Dragaera

Concerning the Great Sea of Chaos

Sun Aug 31 00:16:36 PDT 2003

I thought we knew where the Sea was, roughly - I had thought south, but my
grasp of even Terran geography is weak (a woman in a bar just informed me
that much to my surprise New Mexico is contiguous with Texas).  Anyway,
it's something that one can wade into if foolhardy, hence likely not in
the middle of a prosaic ocean.  (I still don't understand about Orlaan
in this context - she seems to be doing direct Elder Sorcery, not
stone-mediated.)  Anyway, we know that features of Dragaeran topography
are non-natural - the Eastern mountain range, Dzur Mountain - so I don't
feel so concerned about the (possibly there-be-dragons) Maelstrom.  Also I
don't see any ocean-Sea interaction resulting in a vortex.  Also I don't
see any ocean-Sea interaction at all, as we know the Lesser Sea just
inexplicably sits there, a big blob of Universal Solvent not solving.

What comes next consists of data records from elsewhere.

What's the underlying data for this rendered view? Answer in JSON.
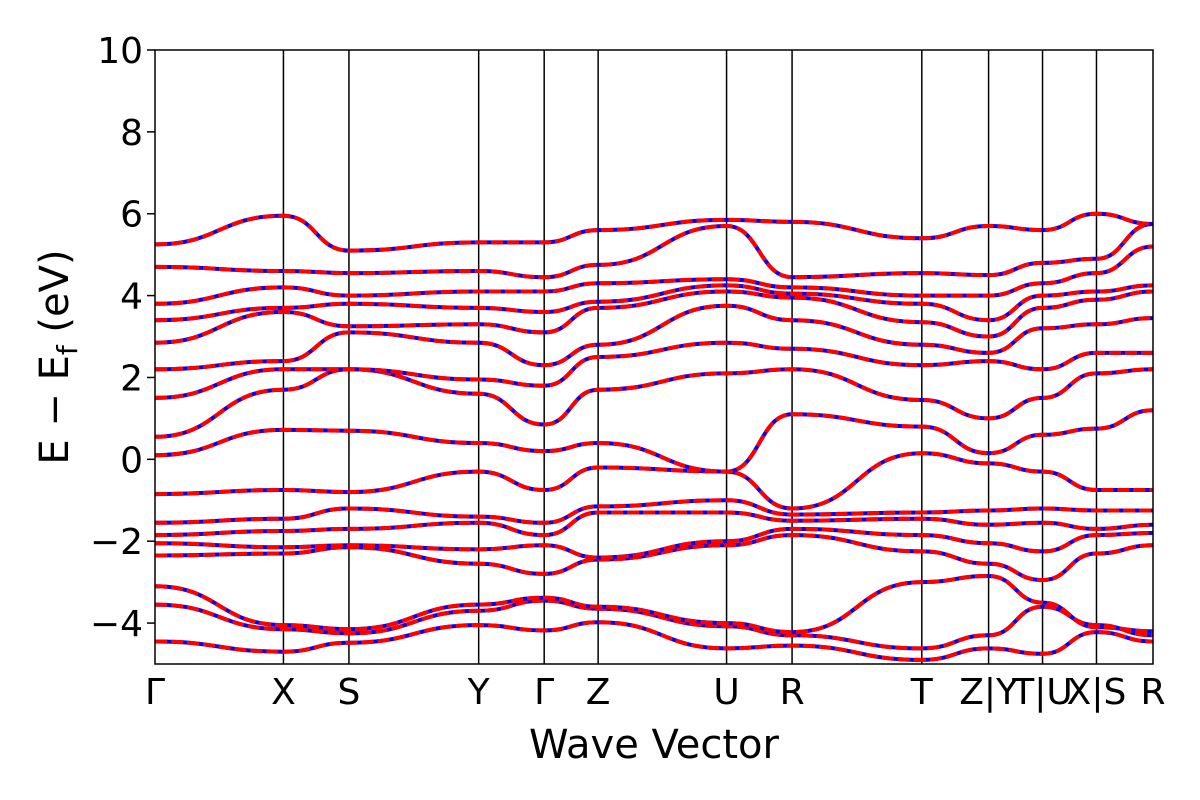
{
  "chart_data": {
    "type": "line",
    "xlabel": "Wave Vector",
    "ylabel": "E − E",
    "ylabel_sub": "f",
    "ylabel_unit": " (eV)",
    "ylim": [
      -5,
      10
    ],
    "yticks": [
      {
        "value": -4,
        "label": "−4"
      },
      {
        "value": -2,
        "label": "−2"
      },
      {
        "value": 0,
        "label": "0"
      },
      {
        "value": 2,
        "label": "2"
      },
      {
        "value": 4,
        "label": "4"
      },
      {
        "value": 6,
        "label": "6"
      },
      {
        "value": 8,
        "label": "8"
      },
      {
        "value": 10,
        "label": "10"
      }
    ],
    "xlim": [
      0,
      7.77
    ],
    "kpoints": [
      {
        "x": 0.0,
        "label": "Γ"
      },
      {
        "x": 1.0,
        "label": "X"
      },
      {
        "x": 1.51,
        "label": "S"
      },
      {
        "x": 2.52,
        "label": "Y"
      },
      {
        "x": 3.03,
        "label": "Γ"
      },
      {
        "x": 3.45,
        "label": "Z"
      },
      {
        "x": 4.45,
        "label": "U"
      },
      {
        "x": 4.96,
        "label": "R"
      },
      {
        "x": 5.97,
        "label": "T"
      },
      {
        "x": 6.49,
        "label": "Z|Y"
      },
      {
        "x": 6.91,
        "label": "T|U"
      },
      {
        "x": 7.33,
        "label": "X|S"
      },
      {
        "x": 7.77,
        "label": "R"
      }
    ],
    "series_styles": [
      {
        "color": "#0000ff",
        "style": "solid"
      },
      {
        "color": "#ff0000",
        "style": "dashed"
      }
    ],
    "bands": [
      [
        -4.45,
        -4.7,
        -4.48,
        -4.05,
        -4.18,
        -3.98,
        -4.62,
        -4.55,
        -4.9,
        -4.62,
        -4.75,
        -4.22,
        -4.45
      ],
      [
        -3.55,
        -4.15,
        -4.25,
        -3.7,
        -3.45,
        -3.65,
        -4.08,
        -4.3,
        -4.62,
        -4.3,
        -3.6,
        -4.05,
        -4.3
      ],
      [
        -3.1,
        -4.05,
        -4.15,
        -3.55,
        -3.38,
        -3.6,
        -4.0,
        -4.22,
        -3.0,
        -2.85,
        -3.5,
        -4.1,
        -4.2
      ],
      [
        -2.35,
        -2.3,
        -2.15,
        -2.55,
        -2.8,
        -2.45,
        -2.1,
        -1.85,
        -2.25,
        -2.55,
        -2.95,
        -2.3,
        -2.1
      ],
      [
        -2.05,
        -2.15,
        -2.1,
        -2.2,
        -2.1,
        -2.4,
        -2.0,
        -1.7,
        -1.85,
        -2.05,
        -2.25,
        -1.85,
        -1.8
      ],
      [
        -1.85,
        -1.75,
        -1.7,
        -1.55,
        -1.85,
        -1.3,
        -1.3,
        -1.5,
        -1.45,
        -1.6,
        -1.55,
        -1.7,
        -1.6
      ],
      [
        -1.55,
        -1.45,
        -1.2,
        -1.4,
        -1.55,
        -1.15,
        -1.0,
        -1.35,
        -1.3,
        -1.25,
        -1.2,
        -1.25,
        -1.25
      ],
      [
        -0.85,
        -0.75,
        -0.8,
        -0.3,
        -0.75,
        -0.2,
        -0.3,
        -1.2,
        0.15,
        -0.1,
        -0.3,
        -0.75,
        -0.75
      ],
      [
        0.1,
        0.72,
        0.7,
        0.4,
        0.2,
        0.4,
        -0.3,
        1.1,
        0.8,
        0.15,
        0.6,
        0.75,
        1.2
      ],
      [
        0.55,
        1.7,
        2.2,
        1.6,
        0.85,
        1.7,
        2.1,
        2.2,
        1.45,
        1.0,
        1.5,
        2.1,
        2.2
      ],
      [
        1.5,
        2.2,
        2.2,
        1.95,
        1.8,
        2.5,
        2.85,
        2.7,
        2.3,
        2.4,
        2.2,
        2.6,
        2.6
      ],
      [
        2.2,
        2.4,
        3.1,
        2.85,
        2.3,
        2.8,
        3.75,
        3.4,
        2.8,
        2.6,
        3.2,
        3.3,
        3.45
      ],
      [
        2.85,
        3.6,
        3.25,
        3.3,
        3.1,
        3.7,
        4.1,
        3.95,
        3.35,
        3.0,
        3.7,
        3.9,
        4.1
      ],
      [
        3.4,
        3.7,
        3.8,
        3.7,
        3.6,
        3.85,
        4.25,
        4.05,
        3.8,
        3.4,
        4.0,
        4.1,
        4.25
      ],
      [
        3.8,
        4.2,
        4.0,
        4.1,
        4.1,
        4.3,
        4.4,
        4.2,
        4.0,
        4.0,
        4.3,
        4.55,
        5.2
      ],
      [
        4.7,
        4.6,
        4.55,
        4.6,
        4.45,
        4.75,
        5.7,
        4.45,
        4.55,
        4.5,
        4.8,
        4.9,
        5.75
      ],
      [
        5.25,
        5.95,
        5.1,
        5.3,
        5.3,
        5.6,
        5.85,
        5.8,
        5.4,
        5.7,
        5.6,
        6.0,
        5.75
      ]
    ]
  }
}
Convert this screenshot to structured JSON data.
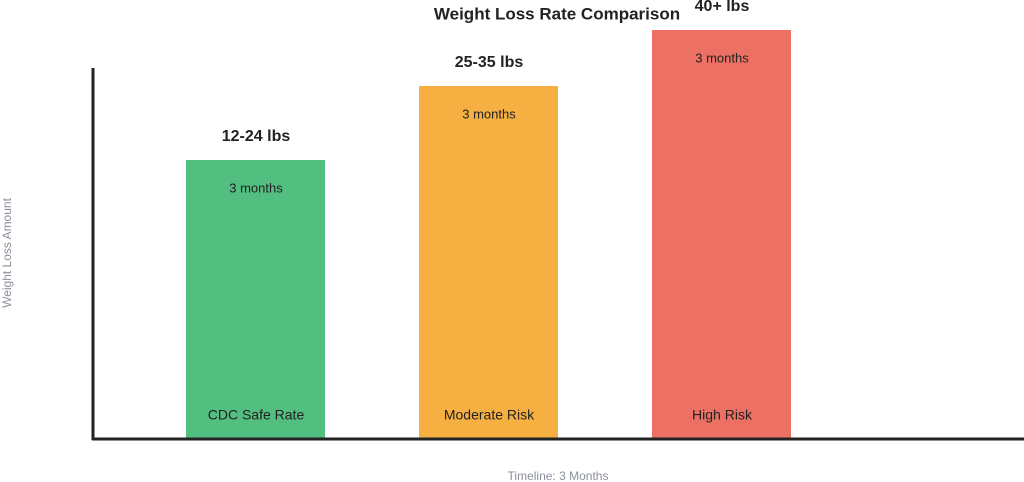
{
  "title": "Weight Loss Rate Comparison",
  "y_axis_label": "Weight Loss Amount",
  "x_axis_label": "Timeline: 3 Months",
  "bars": [
    {
      "label": "CDC Safe Rate",
      "amount": "12-24 lbs",
      "duration": "3 months"
    },
    {
      "label": "Moderate Risk",
      "amount": "25-35 lbs",
      "duration": "3 months"
    },
    {
      "label": "High Risk",
      "amount": "40+ lbs",
      "duration": "3 months"
    }
  ]
}
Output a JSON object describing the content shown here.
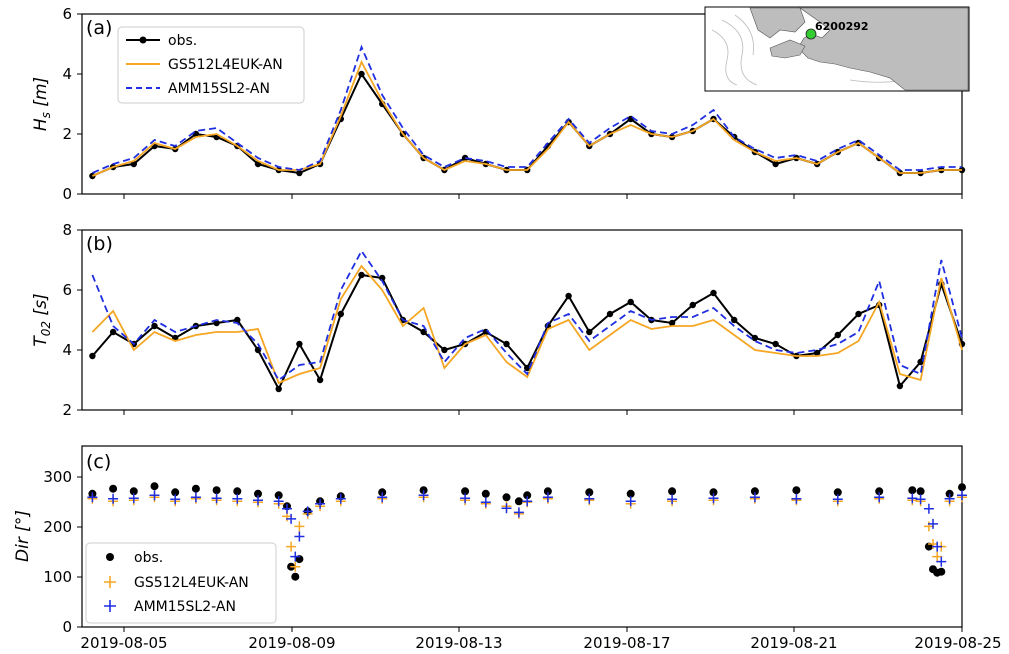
{
  "chart_data": [
    {
      "type": "line",
      "panel_label": "(a)",
      "ylabel_main": "H",
      "ylabel_sub": "s",
      "ylabel_unit": "[m]",
      "ylim": [
        0,
        6
      ],
      "yticks": [
        "0",
        "2",
        "4",
        "6"
      ],
      "legend_position": "top-left",
      "series": [
        {
          "name": "obs.",
          "style": "black-line-dots",
          "x": [
            4.0,
            4.5,
            5.0,
            5.5,
            6.0,
            6.5,
            7.0,
            7.5,
            8.0,
            8.5,
            9.0,
            9.5,
            10.0,
            10.5,
            11.0,
            11.5,
            12.0,
            12.5,
            13.0,
            13.5,
            14.0,
            14.5,
            15.0,
            15.5,
            16.0,
            16.5,
            17.0,
            17.5,
            18.0,
            18.5,
            19.0,
            19.5,
            20.0,
            20.5,
            21.0,
            21.5,
            22.0,
            22.5,
            23.0,
            23.5,
            24.0,
            24.5,
            25.0
          ],
          "values": [
            0.6,
            0.9,
            1.0,
            1.6,
            1.5,
            2.0,
            1.9,
            1.6,
            1.0,
            0.8,
            0.7,
            1.0,
            2.5,
            4.0,
            3.0,
            2.0,
            1.2,
            0.8,
            1.2,
            1.0,
            0.8,
            0.8,
            1.6,
            2.4,
            1.6,
            2.0,
            2.5,
            2.0,
            1.9,
            2.1,
            2.5,
            1.9,
            1.4,
            1.0,
            1.2,
            1.0,
            1.4,
            1.7,
            1.2,
            0.7,
            0.7,
            0.8,
            0.8
          ]
        },
        {
          "name": "GS512L4EUK-AN",
          "style": "orange-line",
          "x": [
            4.0,
            4.5,
            5.0,
            5.5,
            6.0,
            6.5,
            7.0,
            7.5,
            8.0,
            8.5,
            9.0,
            9.5,
            10.0,
            10.5,
            11.0,
            11.5,
            12.0,
            12.5,
            13.0,
            13.5,
            14.0,
            14.5,
            15.0,
            15.5,
            16.0,
            16.5,
            17.0,
            17.5,
            18.0,
            18.5,
            19.0,
            19.5,
            20.0,
            20.5,
            21.0,
            21.5,
            22.0,
            22.5,
            23.0,
            23.5,
            24.0,
            24.5,
            25.0
          ],
          "values": [
            0.6,
            0.9,
            1.1,
            1.7,
            1.5,
            1.9,
            2.0,
            1.6,
            1.1,
            0.8,
            0.8,
            1.0,
            2.6,
            4.4,
            3.1,
            2.0,
            1.2,
            0.8,
            1.1,
            1.0,
            0.8,
            0.8,
            1.5,
            2.4,
            1.6,
            2.0,
            2.3,
            2.0,
            1.9,
            2.1,
            2.5,
            1.8,
            1.4,
            1.1,
            1.2,
            1.0,
            1.4,
            1.7,
            1.2,
            0.7,
            0.7,
            0.8,
            0.8
          ]
        },
        {
          "name": "AMM15SL2-AN",
          "style": "blue-dashed",
          "x": [
            4.0,
            4.5,
            5.0,
            5.5,
            6.0,
            6.5,
            7.0,
            7.5,
            8.0,
            8.5,
            9.0,
            9.5,
            10.0,
            10.5,
            11.0,
            11.5,
            12.0,
            12.5,
            13.0,
            13.5,
            14.0,
            14.5,
            15.0,
            15.5,
            16.0,
            16.5,
            17.0,
            17.5,
            18.0,
            18.5,
            19.0,
            19.5,
            20.0,
            20.5,
            21.0,
            21.5,
            22.0,
            22.5,
            23.0,
            23.5,
            24.0,
            24.5,
            25.0
          ],
          "values": [
            0.7,
            1.0,
            1.2,
            1.8,
            1.6,
            2.1,
            2.2,
            1.7,
            1.2,
            0.9,
            0.8,
            1.1,
            2.8,
            4.9,
            3.3,
            2.2,
            1.3,
            0.9,
            1.2,
            1.1,
            0.9,
            0.9,
            1.7,
            2.5,
            1.7,
            2.2,
            2.6,
            2.1,
            2.0,
            2.3,
            2.8,
            1.9,
            1.5,
            1.2,
            1.3,
            1.1,
            1.5,
            1.8,
            1.3,
            0.8,
            0.8,
            0.9,
            0.9
          ]
        }
      ]
    },
    {
      "type": "line",
      "panel_label": "(b)",
      "ylabel_main": "T",
      "ylabel_sub": "02",
      "ylabel_unit": "[s]",
      "ylim": [
        2,
        8
      ],
      "yticks": [
        "2",
        "4",
        "6",
        "8"
      ],
      "series": [
        {
          "name": "obs.",
          "style": "black-line-dots",
          "x": [
            4.0,
            4.5,
            5.0,
            5.5,
            6.0,
            6.5,
            7.0,
            7.5,
            8.0,
            8.5,
            9.0,
            9.5,
            10.0,
            10.5,
            11.0,
            11.5,
            12.0,
            12.5,
            13.0,
            13.5,
            14.0,
            14.5,
            15.0,
            15.5,
            16.0,
            16.5,
            17.0,
            17.5,
            18.0,
            18.5,
            19.0,
            19.5,
            20.0,
            20.5,
            21.0,
            21.5,
            22.0,
            22.5,
            23.0,
            23.5,
            24.0,
            24.5,
            25.0
          ],
          "values": [
            3.8,
            4.6,
            4.2,
            4.8,
            4.4,
            4.8,
            4.9,
            5.0,
            4.0,
            2.7,
            4.2,
            3.0,
            5.2,
            6.5,
            6.4,
            5.0,
            4.6,
            4.0,
            4.2,
            4.6,
            4.2,
            3.4,
            4.8,
            5.8,
            4.6,
            5.2,
            5.6,
            5.0,
            4.9,
            5.5,
            5.9,
            5.0,
            4.4,
            4.2,
            3.8,
            3.9,
            4.5,
            5.2,
            5.5,
            2.8,
            3.6,
            6.2,
            4.2
          ]
        },
        {
          "name": "GS512L4EUK-AN",
          "style": "orange-line",
          "x": [
            4.0,
            4.5,
            5.0,
            5.5,
            6.0,
            6.5,
            7.0,
            7.5,
            8.0,
            8.5,
            9.0,
            9.5,
            10.0,
            10.5,
            11.0,
            11.5,
            12.0,
            12.5,
            13.0,
            13.5,
            14.0,
            14.5,
            15.0,
            15.5,
            16.0,
            16.5,
            17.0,
            17.5,
            18.0,
            18.5,
            19.0,
            19.5,
            20.0,
            20.5,
            21.0,
            21.5,
            22.0,
            22.5,
            23.0,
            23.5,
            24.0,
            24.5,
            25.0
          ],
          "values": [
            4.6,
            5.3,
            4.0,
            4.6,
            4.3,
            4.5,
            4.6,
            4.6,
            4.7,
            2.9,
            3.2,
            3.4,
            5.7,
            6.8,
            6.0,
            4.8,
            5.4,
            3.4,
            4.2,
            4.5,
            3.6,
            3.1,
            4.7,
            5.0,
            4.0,
            4.5,
            5.0,
            4.7,
            4.8,
            4.8,
            5.0,
            4.5,
            4.0,
            3.9,
            3.8,
            3.8,
            3.9,
            4.3,
            5.6,
            3.2,
            3.0,
            6.4,
            4.0
          ]
        },
        {
          "name": "AMM15SL2-AN",
          "style": "blue-dashed",
          "x": [
            4.0,
            4.5,
            5.0,
            5.5,
            6.0,
            6.5,
            7.0,
            7.5,
            8.0,
            8.5,
            9.0,
            9.5,
            10.0,
            10.5,
            11.0,
            11.5,
            12.0,
            12.5,
            13.0,
            13.5,
            14.0,
            14.5,
            15.0,
            15.5,
            16.0,
            16.5,
            17.0,
            17.5,
            18.0,
            18.5,
            19.0,
            19.5,
            20.0,
            20.5,
            21.0,
            21.5,
            22.0,
            22.5,
            23.0,
            23.5,
            24.0,
            24.5,
            25.0
          ],
          "values": [
            6.5,
            4.8,
            4.2,
            5.0,
            4.6,
            4.8,
            5.0,
            4.9,
            4.2,
            3.0,
            3.5,
            3.6,
            6.0,
            7.3,
            6.3,
            5.0,
            4.8,
            3.6,
            4.4,
            4.7,
            3.9,
            3.2,
            4.9,
            5.2,
            4.3,
            4.8,
            5.3,
            5.0,
            5.1,
            5.1,
            5.4,
            4.8,
            4.3,
            4.0,
            3.9,
            4.0,
            4.2,
            4.6,
            6.3,
            3.5,
            3.2,
            7.0,
            4.4
          ]
        }
      ]
    },
    {
      "type": "scatter",
      "panel_label": "(c)",
      "ylabel_main": "Dir",
      "ylabel_unit": "[°]",
      "ylim": [
        0,
        360
      ],
      "yticks": [
        "0",
        "100",
        "200",
        "300"
      ],
      "legend_position": "bottom-left",
      "xtick_labels": [
        "2019-08-05",
        "2019-08-09",
        "2019-08-13",
        "2019-08-17",
        "2019-08-21",
        "2019-08-25"
      ],
      "series": [
        {
          "name": "obs.",
          "style": "black-dots",
          "x": [
            4.0,
            4.5,
            5.0,
            5.5,
            6.0,
            6.5,
            7.0,
            7.5,
            8.0,
            8.5,
            8.7,
            8.8,
            8.9,
            9.0,
            9.2,
            9.5,
            10.0,
            11.0,
            12.0,
            13.0,
            13.5,
            14.0,
            14.3,
            14.5,
            15.0,
            16.0,
            17.0,
            18.0,
            19.0,
            20.0,
            21.0,
            22.0,
            23.0,
            23.8,
            24.0,
            24.2,
            24.3,
            24.4,
            24.5,
            24.7,
            25.0
          ],
          "values": [
            265,
            275,
            270,
            280,
            268,
            275,
            272,
            270,
            265,
            262,
            240,
            120,
            100,
            135,
            230,
            250,
            260,
            268,
            272,
            270,
            265,
            258,
            250,
            262,
            270,
            268,
            265,
            270,
            268,
            270,
            272,
            268,
            270,
            272,
            270,
            160,
            115,
            108,
            110,
            265,
            278
          ]
        },
        {
          "name": "GS512L4EUK-AN",
          "style": "orange-plus",
          "x": [
            4.0,
            4.5,
            5.0,
            5.5,
            6.0,
            6.5,
            7.0,
            7.5,
            8.0,
            8.5,
            8.7,
            8.8,
            8.9,
            9.0,
            9.2,
            9.5,
            10.0,
            11.0,
            12.0,
            13.0,
            13.5,
            14.0,
            14.3,
            14.5,
            15.0,
            16.0,
            17.0,
            18.0,
            19.0,
            20.0,
            21.0,
            22.0,
            23.0,
            23.8,
            24.0,
            24.2,
            24.3,
            24.4,
            24.5,
            24.7,
            25.0
          ],
          "values": [
            255,
            250,
            252,
            258,
            250,
            255,
            252,
            250,
            248,
            245,
            220,
            160,
            120,
            200,
            225,
            240,
            250,
            255,
            258,
            252,
            245,
            240,
            225,
            248,
            255,
            252,
            245,
            250,
            252,
            255,
            252,
            250,
            255,
            252,
            250,
            200,
            165,
            140,
            160,
            250,
            258
          ]
        },
        {
          "name": "AMM15SL2-AN",
          "style": "blue-plus",
          "x": [
            4.0,
            4.5,
            5.0,
            5.5,
            6.0,
            6.5,
            7.0,
            7.5,
            8.0,
            8.5,
            8.7,
            8.8,
            8.9,
            9.0,
            9.2,
            9.5,
            10.0,
            11.0,
            12.0,
            13.0,
            13.5,
            14.0,
            14.3,
            14.5,
            15.0,
            16.0,
            17.0,
            18.0,
            19.0,
            20.0,
            21.0,
            22.0,
            23.0,
            23.8,
            24.0,
            24.2,
            24.3,
            24.4,
            24.5,
            24.7,
            25.0
          ],
          "values": [
            258,
            255,
            256,
            262,
            254,
            258,
            256,
            255,
            252,
            250,
            235,
            215,
            140,
            180,
            230,
            245,
            255,
            258,
            262,
            256,
            248,
            236,
            228,
            250,
            258,
            255,
            250,
            254,
            256,
            258,
            255,
            254,
            258,
            256,
            254,
            235,
            205,
            160,
            130,
            255,
            262
          ]
        }
      ]
    }
  ],
  "inset_map": {
    "station_label": "6200292",
    "marker_color": "#33cc33",
    "land_color": "#bdbdbd"
  },
  "colors": {
    "obs": "#000000",
    "gs512": "#f5a623",
    "amm15": "#1f2ee0"
  }
}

On Fri, 29 Aug 2003, David Silberstein wrote:

> Have we ever been told where the Great Sea is?  I thought Sethra might
> have mentioned it in her Deep Exposition on the Jenoine, in /Issola/,
> but I just reread that and saw no sign of it there.
>
> I ask because I have had another one of my notions.  In /Phoenix/, an
> Orca sailor mentions the Maelstrom, in terms that suggest it might be
> a near-total and nearly permanent barrier to sailing a certain
> distance past the coast of Dragaera.  I found this implied barrier to
> be rather odd.  Isn't the coast of Dragaera fairly large?  How can the
> Maelstrom be a barrier for the entire coastline?
>
> Anyway, my notion is simply that the Great Sea of Chaos is in or under
> the ocean-sea, fairly far from the coast, perhaps right where the
> continental shelf drops off, in an arc following the coast, and that
> the whirlpools of the Maelstrom are the interface of the Amorphia of
> the Great Sea interacting with the more ordinary waters of the
> ocean-sea.  This would keep it fairly near to the Empire (in case
> proximity is important for the proper functioning of the Orb), yet far
> enough away for safety's sake that most persons would not interact
> with it, since most shipping could well follow the coast.
>
> As usual, my notion may be entirely incorrect since there is certainly
> insufficient supporting evidence, and there may indeed be conflicting
> text out there.  Nevertheless, I like my notion, since I find the idea
> of the Maelstrom to be annoying in its inexplicable lack of any
> known natural cause, and it puts the Great Sea in a known place that
> actually makes some sort of sense.